Apprenticeships aren’t just for future plumbers, writes Hechinger’s Matt Krupnick. Community colleges are partnering with employers to create apprenticeships to fill white-collar jobs.
At Illinois’ Harper College, a community college just northwest of Chicago, Switzerland-based Zurich Insurance asked educators to try a Swiss-style apprenticeship program to train more claims adjusters and other workers for its Chicago-area offices. Zurich pays tuition and other expenses for each student, and each spends three days a week getting paid to work at the insurance company and two days in the classroom.
. . . The program lasts two years, after which the graduates have an associate degree in business administration with insurance industry certificates.
More than 150 people applied for the first 24 spots.
After two years, they’ll earn an associate degree in business administration with insurance industry certification. They’ll also have two years of job experience.

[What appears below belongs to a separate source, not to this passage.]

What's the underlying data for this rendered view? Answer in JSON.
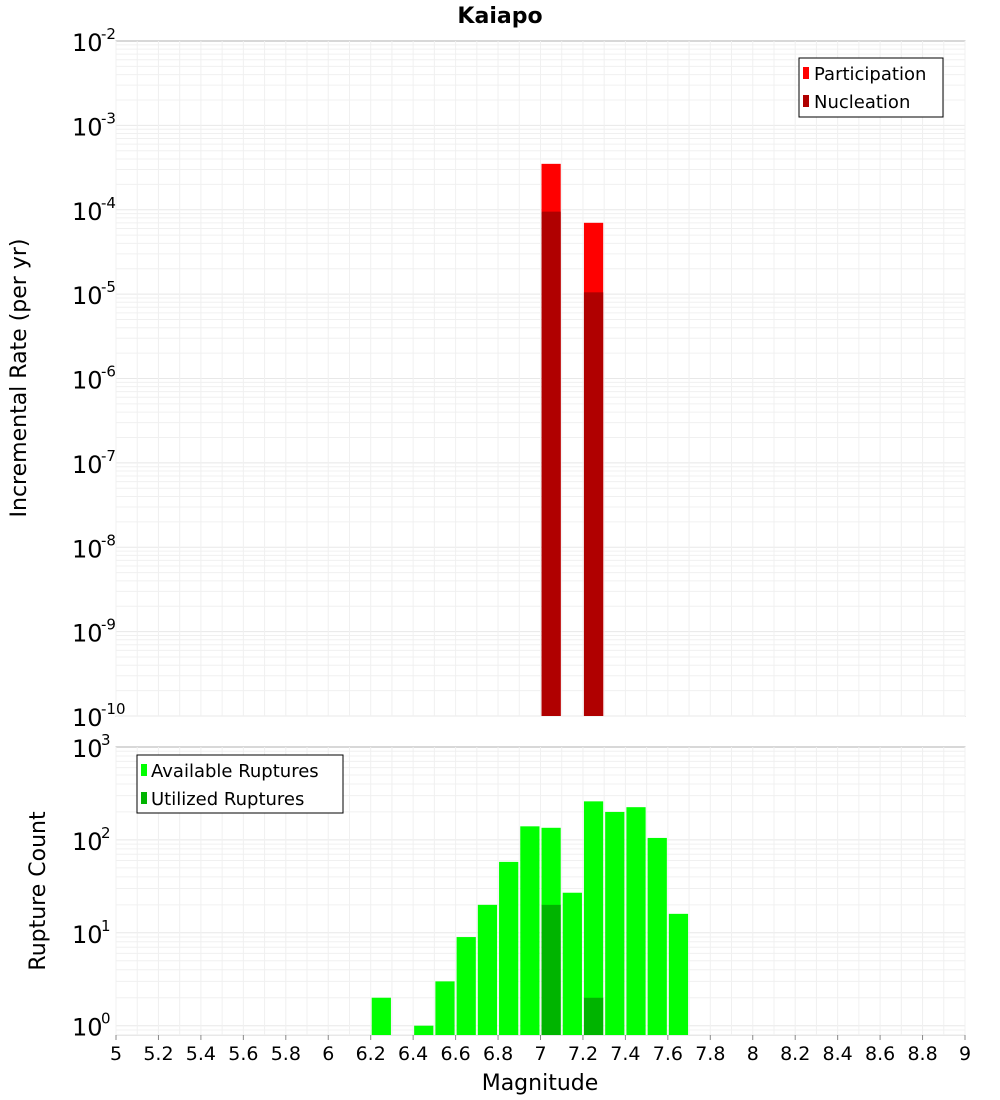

Even academic courses, such as English and math, are focused on skills relevant to the insurance industry. Students don’t read Shakespeare, writes Krupnick. They learn technical writing.
The Department of Labor, which certifies apprenticeship programs, is slow keeping up with the times, writes Krupnick. Its list “includes accordion-making and pneumatic tube repair apprenticeships among more than 1,200 apprenticeship-friendly professions, for example, but not yet cybersecurity.”
New America will analyze how to expand high-quality high school apprenticeships, writes Mary Alice McCarthy. “Our young people need options other than just enrolling in college and hoping they beat the odds.”